А какой чудесный родился малыш! Длинненький, но складный, безупречной
формы голова с хохолком золотистых волос и ярко-синие глаза, такой яркой
синевы, что ясно - цвет их никогда не изменится. И отчего бы ему меняться?
Ведь это глаза Ральфа, и руки у него в точности как у Ральфа, и нос, и рот,
и даже ноги. Бессовестная Мэгги в душе возблагодарила бога за сходство Люка
и Ральфа: как хорошо, что они одинаково сложены, и оба темноволосые, и даже
черты лица похожи. Но вот кисти рук, рисунок бровей, мысок волос на лбу,
даже сейчас ясно очерченный младенческим золотистым пухом, крохотные пальцы
на руках и на ногах - это все от Ральфа, ничего общего с Люком. Одна
надежда, что никто этого не заметит.
- Ты уже решила, как его назовешь? - спросила Фиа, казалось, малыш сразу
ее очаровал.
Мэгги смотрела, как она стоит с внуком на руках, и в душе радовалась -
наконец-то мама снова сумеет полюбить; наверно, не так, как любила Фрэнка, а
все-таки закаменевшее сердце ее смягчится.
- Я хочу назвать его Дэн.
- Странное имя! Что тебе вздумалось? Или это в О'Нилов? Мне казалось, ты
с О'Нилами покончила?
- Люк тут ни при чем. Это будет только его имя, больше ничье. Терпеть не
могу, когда и дедов, и внуков зовут одинаково. Я Джастину назвала Джастиной
просто потому, что мне понравилось имя, вот и Дэна назову Дэном потому, что
мне так нравится.
- Ну что ж, славное имя, - согласилась Фиа. Мэгги поморщилась - тяжело,
слишком много молока.
- Дай-ка мне его, мама. Надеюсь, он голодный! И надеюсь, старик Непоседа
не забудет привезти отсос, не то тебе придется самой съездить в Джилли.

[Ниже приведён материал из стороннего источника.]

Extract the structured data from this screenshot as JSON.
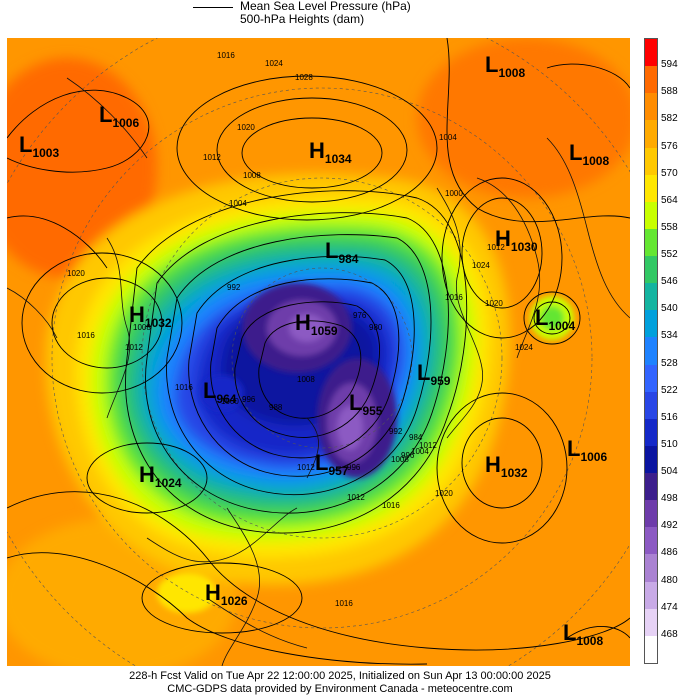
{
  "legend": {
    "mslp_label": "Mean Sea Level Pressure (hPa)",
    "heights_label": "500-hPa Heights (dam)"
  },
  "colorbar": {
    "levels": [
      "594",
      "588",
      "582",
      "576",
      "570",
      "564",
      "558",
      "552",
      "546",
      "540",
      "534",
      "528",
      "522",
      "516",
      "510",
      "504",
      "498",
      "492",
      "486",
      "480",
      "474",
      "468"
    ],
    "colors": [
      "#ff0000",
      "#ff6a00",
      "#ff8c00",
      "#ffaa00",
      "#ffc800",
      "#ffe600",
      "#c8ff00",
      "#64e632",
      "#32c864",
      "#14b4a0",
      "#00a0dc",
      "#1e82ff",
      "#3264ff",
      "#2846e6",
      "#1428c8",
      "#0a14a0",
      "#3c1e8c",
      "#6e3caa",
      "#8c5ac3",
      "#aa82d2",
      "#c8aae6",
      "#e6d2f5",
      "#ffffff"
    ]
  },
  "systems": [
    {
      "type": "L",
      "value": "1008"
    },
    {
      "type": "L",
      "value": "1006"
    },
    {
      "type": "L",
      "value": "1003"
    },
    {
      "type": "H",
      "value": "1034"
    },
    {
      "type": "L",
      "value": "1008"
    },
    {
      "type": "H",
      "value": "1030"
    },
    {
      "type": "H",
      "value": "1032"
    },
    {
      "type": "L",
      "value": "1004"
    },
    {
      "type": "L",
      "value": "984"
    },
    {
      "type": "H",
      "value": "1059"
    },
    {
      "type": "L",
      "value": "964"
    },
    {
      "type": "L",
      "value": "955"
    },
    {
      "type": "L",
      "value": "959"
    },
    {
      "type": "L",
      "value": "957"
    },
    {
      "type": "H",
      "value": "1024"
    },
    {
      "type": "H",
      "value": "1032"
    },
    {
      "type": "L",
      "value": "1006"
    },
    {
      "type": "H",
      "value": "1026"
    },
    {
      "type": "L",
      "value": "1008"
    }
  ],
  "isobar_labels": [
    "1016",
    "1024",
    "1028",
    "1020",
    "1012",
    "1008",
    "1004",
    "992",
    "1020",
    "1024",
    "1016",
    "1012",
    "1008",
    "1016",
    "1004",
    "1000",
    "1012",
    "1016",
    "1020",
    "1024",
    "996",
    "1000",
    "988",
    "1008",
    "1012",
    "996",
    "980",
    "976",
    "992",
    "984",
    "996",
    "1012",
    "1016",
    "1020",
    "1004",
    "1008",
    "1012",
    "1016"
  ],
  "footer": {
    "line1": "228-h Fcst Valid on Tue Apr 22 12:00:00 2025, Initialized on Sun Apr 13 00:00:00 2025",
    "line2": "CMC-GDPS data provided by Environment Canada - meteocentre.com"
  }
}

Он был голодный, он сосал так жадно, что от крохотных настойчивых губ ей
стало больно. А Мэгги смотрела на его сомкнутые веки в темных, золотящихся
по краю ресницах, на пушистые брови, на крохотные деловито двигающиеся щеки
- и чувствовала, что любит его пронзительной любовью, до боли, которая куда
сильней, чем боль от жадно сосущих губ.
Сын - этого довольно; этого должно быть довольно, больше у меня ничего не
будет. Но клянусь Богом, Ральф де Брикассар, клянусь Богом, который тебе
дороже меня, никогда ты не узнаешь, что я украла у тебя и у твоего Бога!

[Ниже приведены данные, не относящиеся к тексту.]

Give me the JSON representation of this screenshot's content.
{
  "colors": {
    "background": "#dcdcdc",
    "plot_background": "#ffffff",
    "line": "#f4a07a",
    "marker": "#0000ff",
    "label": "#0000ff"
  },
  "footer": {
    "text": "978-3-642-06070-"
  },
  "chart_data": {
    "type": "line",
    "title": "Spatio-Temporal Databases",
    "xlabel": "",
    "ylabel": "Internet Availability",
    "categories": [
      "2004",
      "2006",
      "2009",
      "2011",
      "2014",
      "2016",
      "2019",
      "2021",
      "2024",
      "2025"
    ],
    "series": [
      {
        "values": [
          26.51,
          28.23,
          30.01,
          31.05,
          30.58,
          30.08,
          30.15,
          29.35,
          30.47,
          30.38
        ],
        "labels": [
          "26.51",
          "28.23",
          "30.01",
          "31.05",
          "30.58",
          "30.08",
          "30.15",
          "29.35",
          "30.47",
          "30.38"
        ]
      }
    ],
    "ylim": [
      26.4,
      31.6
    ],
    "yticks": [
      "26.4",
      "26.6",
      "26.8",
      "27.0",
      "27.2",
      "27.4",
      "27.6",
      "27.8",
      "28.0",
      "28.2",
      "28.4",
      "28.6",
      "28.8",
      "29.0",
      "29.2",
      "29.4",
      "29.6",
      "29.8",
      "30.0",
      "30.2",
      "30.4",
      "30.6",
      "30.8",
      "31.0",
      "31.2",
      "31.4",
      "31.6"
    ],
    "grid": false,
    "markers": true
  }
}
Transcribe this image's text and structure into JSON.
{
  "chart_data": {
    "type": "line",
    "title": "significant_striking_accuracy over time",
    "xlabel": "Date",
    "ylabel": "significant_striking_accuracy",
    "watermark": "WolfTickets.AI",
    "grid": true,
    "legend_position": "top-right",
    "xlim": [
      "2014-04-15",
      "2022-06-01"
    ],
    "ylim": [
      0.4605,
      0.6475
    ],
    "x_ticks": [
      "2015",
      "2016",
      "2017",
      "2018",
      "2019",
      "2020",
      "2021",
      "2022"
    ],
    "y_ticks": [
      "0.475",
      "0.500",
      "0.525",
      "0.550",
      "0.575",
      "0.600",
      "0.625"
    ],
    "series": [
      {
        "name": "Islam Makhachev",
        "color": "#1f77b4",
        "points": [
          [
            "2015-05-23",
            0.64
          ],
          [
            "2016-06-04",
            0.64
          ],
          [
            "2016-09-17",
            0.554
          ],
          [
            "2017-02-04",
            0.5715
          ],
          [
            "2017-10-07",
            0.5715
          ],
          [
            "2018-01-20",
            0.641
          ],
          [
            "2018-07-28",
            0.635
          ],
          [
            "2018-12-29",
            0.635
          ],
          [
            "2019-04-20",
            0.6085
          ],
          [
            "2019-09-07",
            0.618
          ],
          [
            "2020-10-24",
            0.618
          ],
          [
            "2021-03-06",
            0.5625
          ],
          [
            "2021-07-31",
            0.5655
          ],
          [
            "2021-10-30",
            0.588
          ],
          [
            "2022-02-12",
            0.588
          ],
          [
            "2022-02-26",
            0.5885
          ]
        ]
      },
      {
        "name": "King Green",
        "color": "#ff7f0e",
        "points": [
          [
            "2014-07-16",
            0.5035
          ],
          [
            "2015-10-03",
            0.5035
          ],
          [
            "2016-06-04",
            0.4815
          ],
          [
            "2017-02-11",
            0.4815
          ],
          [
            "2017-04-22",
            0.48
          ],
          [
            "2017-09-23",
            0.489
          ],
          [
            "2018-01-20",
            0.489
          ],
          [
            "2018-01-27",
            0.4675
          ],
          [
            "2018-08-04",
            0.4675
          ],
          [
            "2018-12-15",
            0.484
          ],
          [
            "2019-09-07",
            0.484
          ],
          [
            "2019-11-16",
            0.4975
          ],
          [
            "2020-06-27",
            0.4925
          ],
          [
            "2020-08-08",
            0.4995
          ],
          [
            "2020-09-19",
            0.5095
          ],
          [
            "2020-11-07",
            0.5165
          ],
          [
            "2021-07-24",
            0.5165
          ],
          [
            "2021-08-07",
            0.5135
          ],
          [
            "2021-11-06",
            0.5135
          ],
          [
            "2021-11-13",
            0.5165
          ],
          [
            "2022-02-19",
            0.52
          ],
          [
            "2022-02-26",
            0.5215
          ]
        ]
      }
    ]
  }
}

Никогда я не расскажу тебе про Дэна. Маленький мой! Мэгги подвинулась на
подушках, уложила ребенка на руке поудобней, и лучше стало видно точеное
личико. Маленький мой! Ты - мой, и никогда никому я тебя не отдам. Уж во
всяком случае не твоему отцу, ведь он священник и не может тебя признать
сыном. Чудесно, правда?
***
Пароход вошел в генуэзский порт в начале апреля. Архиепископ Ральф прибыл
в Италию в самый разгар пышной южной весны и как раз поспел к поезду на Рим.
Пожелай он предупредить о приезде, его бы встретили, прислали за ним машину
из Ватикана, но он страшился минуты, когда вновь станет узником святой
церкви, и, как мог, оттягивал эту минуту. Вечный город. "Да, поистине
вечный, - думал Ральф де Брикассар, глядя из окна такси на купола и
колокольни, на усеянные стаями голубей площади, на великолепные фонтаны и
римские колонны, чьи основания уходили в глубь веков. - Нет, для него все
это лишнее. Ему важно в Риме одно - Ватикан, его роскошные залы, открытые
для всех, и отнюдь не роскошные кабинеты, недоступные посторонним".

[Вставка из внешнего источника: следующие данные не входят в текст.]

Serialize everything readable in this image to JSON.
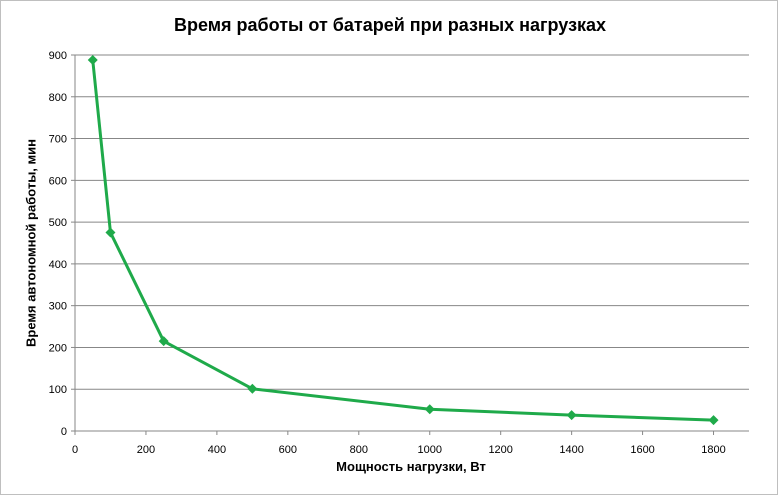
{
  "chart_data": {
    "type": "line",
    "title": "Время работы  от батарей  при разных  нагрузках",
    "xlabel": "Мощность нагрузки, Вт",
    "ylabel": "Время автономной работы, мин",
    "xlim": [
      0,
      1900
    ],
    "ylim": [
      0,
      900
    ],
    "x_ticks": [
      0,
      200,
      400,
      600,
      800,
      1000,
      1200,
      1400,
      1600,
      1800
    ],
    "y_ticks": [
      0,
      100,
      200,
      300,
      400,
      500,
      600,
      700,
      800,
      900
    ],
    "grid": "horizontal",
    "legend": "none",
    "series": [
      {
        "color": "#1faa4a",
        "marker": "diamond",
        "x": [
          50,
          100,
          250,
          500,
          1000,
          1400,
          1800
        ],
        "y": [
          888,
          475,
          215,
          101,
          52,
          38,
          26
        ]
      }
    ]
  }
}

Монах-доминиканец в черно-белом облачении провел его по высоким мраморным
коридорам, среди бронзовых и каменных изваяний, которые украсили бы любой
музей мира, мимо великолепных картин в стиле Джотто и Рафаэля, Боттичелли и
Фра Анжелико. Он был сейчас в кардинальских парадных залах - и, конечно,
богатое семейство Контини-Верчезе постаралось еще прибавить блеска окружению
своего столь высоко вознесенного отпрыска.
Стены отделаны слоновой костью с золотом, всюду красочные гобелены,
многоцветные полотна, изысканная мебель французской работы, французские
ковры на полу, там и тут пламенеют алые мазки, и среди всего этого
великолепия сидит Витторио Скарбанца, кардинал ди Контини-Верчезе.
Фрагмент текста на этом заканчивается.